Addiction Negatively Affects Healthy Eating Habits & Nutrition
Substance abuse often leads to poor nutrition, either as a result of not eating because the drugs or alcohol have become more appealing than food, or because of poor food choices and an irregular meal schedule while under the influence. Certain drugs, including stimulants such as cocaine and methamphetamine, can significantly suppress appetite and disrupt normal metabolic processes, leading to a loss of muscle mass and aging the skin dramatically. Substance abuse can also lead to vitamin and mineral deficiencies. Alcoholism, for example, can damage the digestive tract including the lining of the stomach and intestines as well as the liver and pancreas and prevent the body from absorbing or retaining certain nutrients properly.
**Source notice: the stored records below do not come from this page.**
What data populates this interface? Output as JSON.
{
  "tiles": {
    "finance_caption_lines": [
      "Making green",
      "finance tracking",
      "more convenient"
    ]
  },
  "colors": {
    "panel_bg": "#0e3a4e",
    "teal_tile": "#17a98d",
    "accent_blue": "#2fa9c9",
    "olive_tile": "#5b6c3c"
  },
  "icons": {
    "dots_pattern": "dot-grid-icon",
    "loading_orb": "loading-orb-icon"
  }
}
Long-term opiate use is known to lead to constipation as well as, and disrupt the body’s ability to metabolize carbohydrates, leading to nutritional deficiencies.
The Nutrition and Lifestyle Group works toward nutrition-related goals:
- addressing nutritional deficiencies caused by the drinking or drug problem.
- nourishing the body damaged by alcohol or substance abuse.
- encouraging healthful food choices to help stabilize mood and reduce stress.
- choosing foods that help alleviate cravings, such as foods that are low in refined sugar and high in complex carbohydrates.
Restoring Mental & Physical Vitality Through Healthy Lifestyle Habits
Another area of health that deteriorates due to the disease of addiction is living a healthy lifestyle, either as a direct impact of the drug or alcohol use, or because individuals become preoccupied with obtaining and using drugs and stop paying attention to their overall health. Getting into the habit of living a healthier lifestyle restores mental and physical vitality.Living a healthy lifestyle by eating right and managing your physical well being releases endorphins, which improve mood. Healthy lifestyle changes can also make it easier to fall asleep at a regular hour and improves sleep quality. Changes to one’s lifestyle and eating habits can also boost overall energy levels, giving those in early recovery the strength they need to maintain sobriety and resist temptations to use drugs, opioids and/or alcohol.
As those with addictive disease enter into early recovery and feel their bodies get stronger, they also feel better about themselves. This provides concrete evidence that they’re making progress toward their goal of living free of drugs and alcohol.
The Nutrition and Lifestyle Group works towards mental and physical-related goals:
- improving overall fitness, with the goal of restoring health and the ability to perform everyday tasks with ease.
- helping patients identify activities and lifestyle habits they enjoy, whether it’s walking, cooking, massage therapy or gentle activities such as yoga with meditation.
- incorporating healthy lifestyle habits and changes into a daily routine to help with stress and anxiety relief.